4. Grow your brand on LinkedIn

According to Blankenship, having a strong social media presence can give job seekers an edge in the hiring process as more and more companies examine a candidate’s social media profiles to assess their engagement and number of followers. Having a larger following could even be the deciding factor between two equally qualified candidates. For this reason, it’s essential to establish yourself as an expert on platforms like LinkedIn, thereby conveying to potential employers that you are the right candidate for the job. Recruiters and hiring managers often turn to social media to get a better understanding of who you are beyond your resume, making it an integral part of any job search strategy. As such, it’s crucial to ensure that your online presence is consistent and represents you in the best possible light.

According to Blankenship, establishing a robust brand and a strong network is a lifelong asset that never fades. Continuing to develop your brand and network throughout your professional career helps fortify your community, providing you with the ideal support system for future inquiries and job prospects. In other words, investing time and effort into building a reliable personal brand and network will serve as a valuable resource throughout your career.

5. Target companies that have a company culture of upskilling and personal growth

Blakenship recommends that companies with a strong focus on training and growth opportunities for employees are more likely to hire underqualified individuals compared to those that don’t prioritize these values. However, if a high-impact position needs immediate action, companies may prefer qualified candidates. Nonetheless, organizations with a well-established culture, particularly those focused on finding the right fit for a role, may consider hiring an underqualified candidate if they can demonstrate their capability to perform in the job. Therefore, it is essential for job seekers to showcase their potential and ability to meet the job demands during the hiring process, particularly in companies with a strong commitment to employee development.

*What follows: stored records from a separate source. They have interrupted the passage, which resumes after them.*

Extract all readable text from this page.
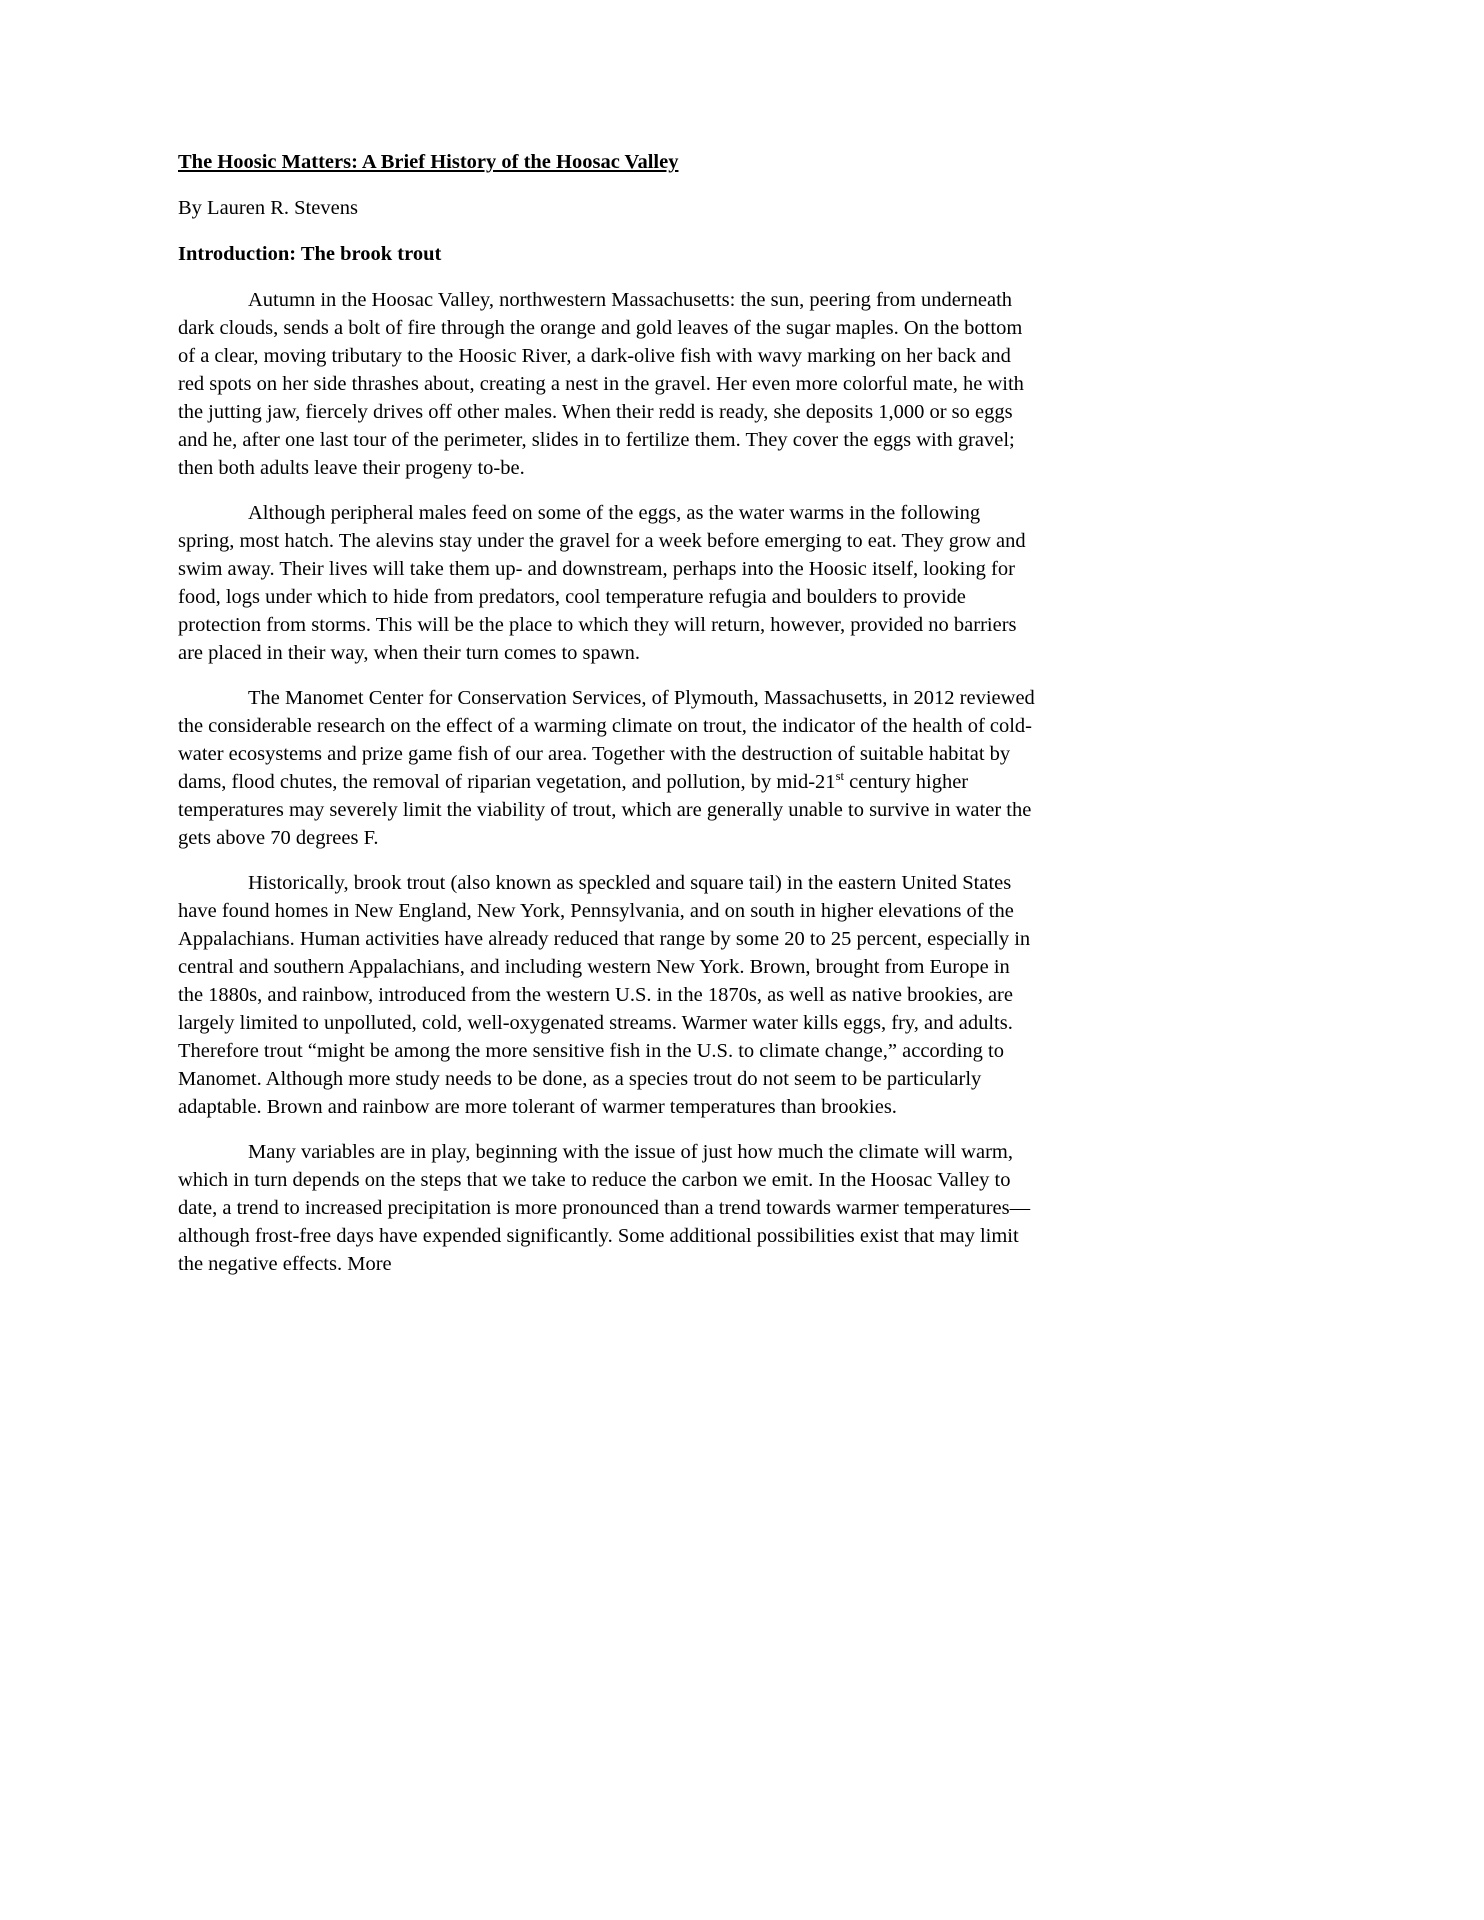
The Hoosic Matters: A Brief History of the Hoosac Valley
By Lauren R. Stevens
Introduction: The brook trout

Autumn in the Hoosac Valley, northwestern Massachusetts: the sun, peering from underneath dark clouds, sends a bolt of fire through the orange and gold leaves of the sugar maples. On the bottom of a clear, moving tributary to the Hoosic River, a dark-olive fish with wavy marking on her back and red spots on her side thrashes about, creating a nest in the gravel. Her even more colorful mate, he with the jutting jaw, fiercely drives off other males. When their redd is ready, she deposits 1,000 or so eggs and he, after one last tour of the perimeter, slides in to fertilize them. They cover the eggs with gravel; then both adults leave their progeny to-be.

Although peripheral males feed on some of the eggs, as the water warms in the following spring, most hatch. The alevins stay under the gravel for a week before emerging to eat. They grow and swim away. Their lives will take them up- and downstream, perhaps into the Hoosic itself, looking for food, logs under which to hide from predators, cool temperature refugia and boulders to provide protection from storms. This will be the place to which they will return, however, provided no barriers are placed in their way, when their turn comes to spawn.

The Manomet Center for Conservation Services, of Plymouth, Massachusetts, in 2012 reviewed the considerable research on the effect of a warming climate on trout, the indicator of the health of cold-water ecosystems and prize game fish of our area. Together with the destruction of suitable habitat by dams, flood chutes, the removal of riparian vegetation, and pollution, by mid-21st century higher temperatures may severely limit the viability of trout, which are generally unable to survive in water the gets above 70 degrees F.

Historically, brook trout (also known as speckled and square tail) in the eastern United States have found homes in New England, New York, Pennsylvania, and on south in higher elevations of the Appalachians. Human activities have already reduced that range by some 20 to 25 percent, especially in central and southern Appalachians, and including western New York. Brown, brought from Europe in the 1880s, and rainbow, introduced from the western U.S. in the 1870s, as well as native brookies, are largely limited to unpolluted, cold, well-oxygenated streams. Warmer water kills eggs, fry, and adults. Therefore trout “might be among the more sensitive fish in the U.S. to climate change,” according to Manomet. Although more study needs to be done, as a species trout do not seem to be particularly adaptable. Brown and rainbow are more tolerant of warmer temperatures than brookies.

Many variables are in play, beginning with the issue of just how much the climate will warm, which in turn depends on the steps that we take to reduce the carbon we emit. In the Hoosac Valley to date, a trend to increased precipitation is more pronounced than a trend towards warmer temperatures—although frost-free days have expended significantly. Some additional possibilities exist that may limit the negative effects. More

6. If you land an interview be prepared to show them why you’re the right person for the role

If you are an underqualified candidate, getting an interview is just the beginning of your job search strategy. You need to put in a lot of hard work to impress the interviewer. This includes providing specific examples of why you are a good fit for the job, surviving the interview process, and effectively answering the interviewer’s questions. To achieve this, make sure to research the company and its culture, understand the interview process, prepare questions to ask, and know the key points you want to convey during the interview. Your success depends on how well you perform during the interview, so be ready to showcase your skills and qualities confidently and convincingly.

7. Channel your inner confidence

Blakenship is a firm believer that confidence is a key factor in making sales. He suggests that having confidence can greatly increase your chances of getting a job you might not have otherwise landed. Blakenship advises presenting yourself as the person you aspire to be, rather than who you are in the present. This means projecting yourself as someone with the necessary skills for the job, giving you a better chance of being hired. Therefore, being confident and projecting yourself positively can genuinely help you in your career and professional endeavors.

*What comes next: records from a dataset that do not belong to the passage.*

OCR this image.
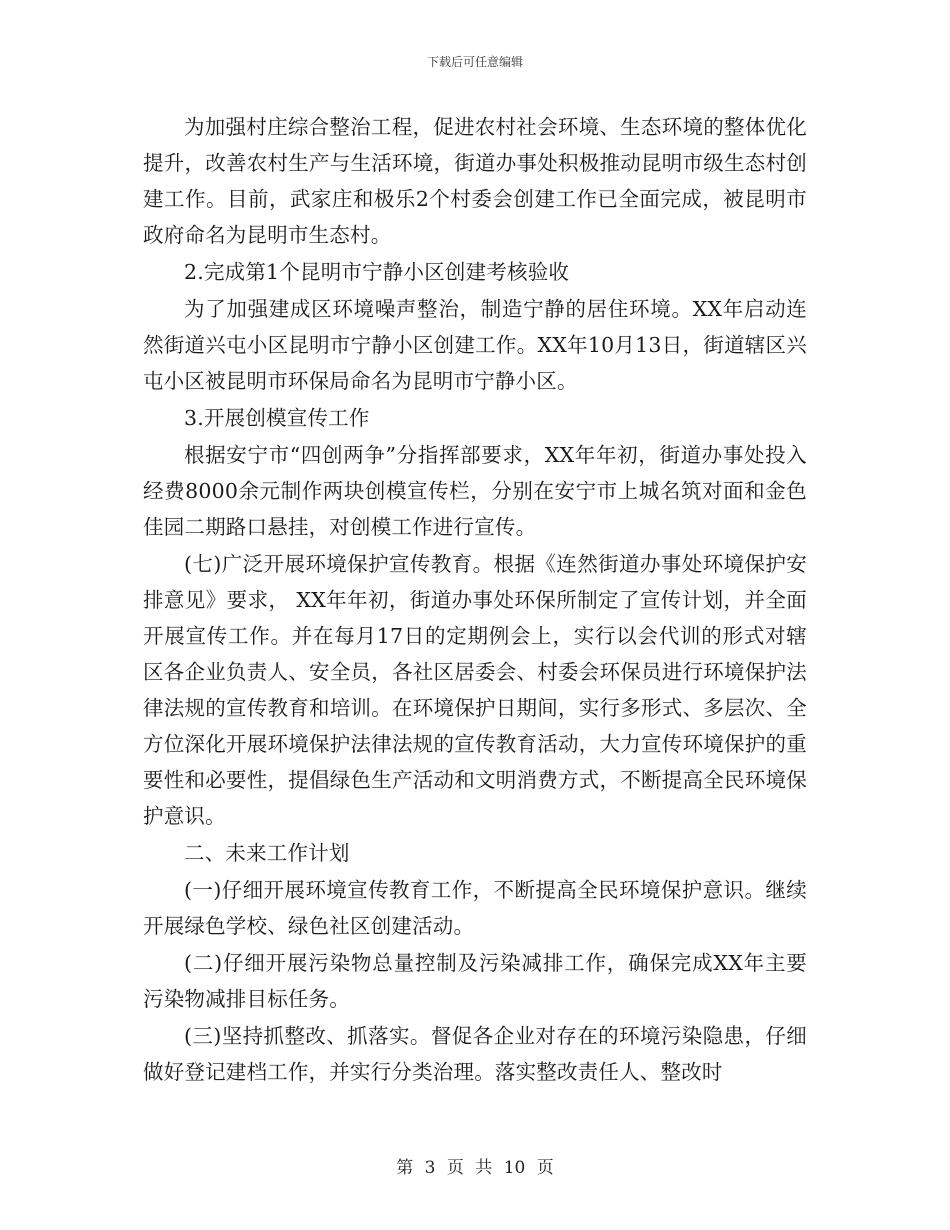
下载后可任意编辑

为加强村庄综合整治工程，促进农村社会环境、生态环境的整体优化提升，改善农村生产与生活环境，街道办事处积极推动昆明市级生态村创建工作。目前，武家庄和极乐2个村委会创建工作已全面完成，被昆明市政府命名为昆明市生态村。

2.完成第1个昆明市宁静小区创建考核验收

为了加强建成区环境噪声整治，制造宁静的居住环境。XX年启动连然街道兴屯小区昆明市宁静小区创建工作。XX年10月13日，街道辖区兴屯小区被昆明市环保局命名为昆明市宁静小区。

3.开展创模宣传工作

根据安宁市“四创两争”分指挥部要求，XX年年初，街道办事处投入经费8000余元制作两块创模宣传栏，分别在安宁市上城名筑对面和金色佳园二期路口悬挂，对创模工作进行宣传。

(七)广泛开展环境保护宣传教育。根据《连然街道办事处环境保护安排意见》要求， XX年年初，街道办事处环保所制定了宣传计划，并全面开展宣传工作。并在每月17日的定期例会上，实行以会代训的形式对辖区各企业负责人、安全员，各社区居委会、村委会环保员进行环境保护法律法规的宣传教育和培训。在环境保护日期间，实行多形式、多层次、全方位深化开展环境保护法律法规的宣传教育活动，大力宣传环境保护的重要性和必要性，提倡绿色生产活动和文明消费方式，不断提高全民环境保护意识。

二、未来工作计划

(一)仔细开展环境宣传教育工作，不断提高全民环境保护意识。继续开展绿色学校、绿色社区创建活动。

(二)仔细开展污染物总量控制及污染减排工作，确保完成XX年主要污染物减排目标任务。

(三)坚持抓整改、抓落实。督促各企业对存在的环境污染隐患，仔细做好登记建档工作，并实行分类治理。落实整改责任人、整改时

第 3 页 共 10 页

Applying for a job as an underqualified candidate

When applying for a job as a less experienced candidate, it’s important to maintain self-assurance without becoming overly confident or arrogant.

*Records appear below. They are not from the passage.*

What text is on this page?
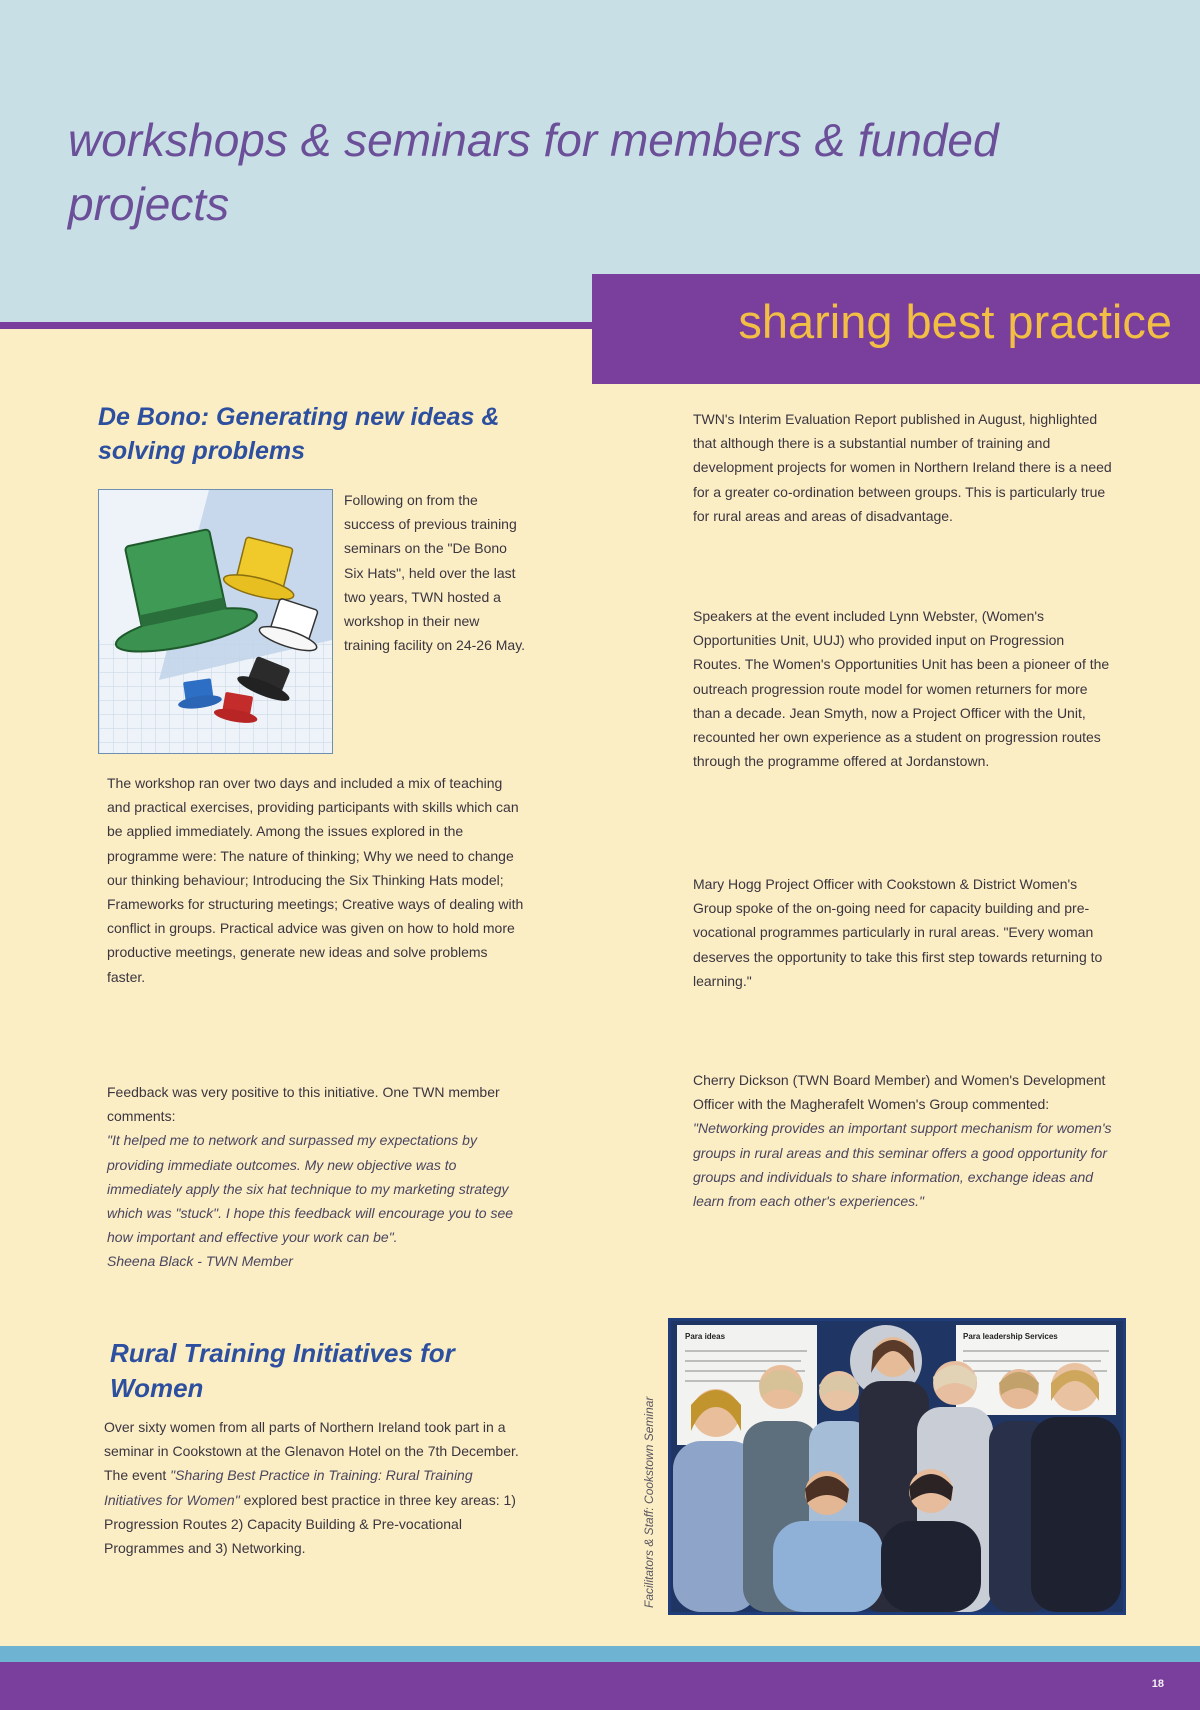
workshops & seminars for members & funded projects
sharing best practice
De Bono: Generating new ideas & solving problems

Following on from the success of previous training seminars on the "De Bono Six Hats", held over the last two years, TWN hosted a workshop in their new training facility on 24-26 May.

The workshop ran over two days and included a mix of teaching and practical exercises, providing participants with skills which can be applied immediately. Among the issues explored in the programme were: The nature of thinking; Why we need to change our thinking behaviour; Introducing the Six Thinking Hats model; Frameworks for structuring meetings; Creative ways of dealing with conflict in groups. Practical advice was given on how to hold more productive meetings, generate new ideas and solve problems faster.

Feedback was very positive to this initiative. One TWN member comments:
"It helped me to network and surpassed my expectations by providing immediate outcomes. My new objective was to immediately apply the six hat technique to my marketing strategy which was "stuck". I hope this feedback will encourage you to see how important and effective your work can be".
Sheena Black - TWN Member

Rural Training Initiatives for Women

Over sixty women from all parts of Northern Ireland took part in a seminar in Cookstown at the Glenavon Hotel on the 7th December. The event "Sharing Best Practice in Training: Rural Training Initiatives for Women" explored best practice in three key areas: 1) Progression Routes 2) Capacity Building & Pre-vocational Programmes and 3) Networking.

TWN's Interim Evaluation Report published in August, highlighted that although there is a substantial number of training and development projects for women in Northern Ireland there is a need for a greater co-ordination between groups. This is particularly true for rural areas and areas of disadvantage.

Speakers at the event included Lynn Webster, (Women's Opportunities Unit, UUJ) who provided input on Progression Routes. The Women's Opportunities Unit has been a pioneer of the outreach progression route model for women returners for more than a decade. Jean Smyth, now a Project Officer with the Unit, recounted her own experience as a student on progression routes through the programme offered at Jordanstown.

Mary Hogg Project Officer with Cookstown & District Women's Group spoke of the on-going need for capacity building and pre-vocational programmes particularly in rural areas. "Every woman deserves the opportunity to take this first step towards returning to learning."

Cherry Dickson (TWN Board Member) and Women's Development Officer with the Magherafelt Women's Group commented:
"Networking provides an important support mechanism for women's groups in rural areas and this seminar offers a good opportunity for groups and individuals to share information, exchange ideas and learn from each other's experiences."

Facilitators & Staff: Cookstown Seminar
Para ideas	Para leadership Services
18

Blakenship’s approach to confidence is to have a clear understanding of your strengths, limitations, and potential areas of growth. This includes being certain about your skills, acknowledging your areas of expertise, being aware of the areas where you may need improvement, and trusting that you possess the ability to learn and develop the necessary skills.

By striking a balance between humility and confidence, you can present yourself as a capable and motivated candidate.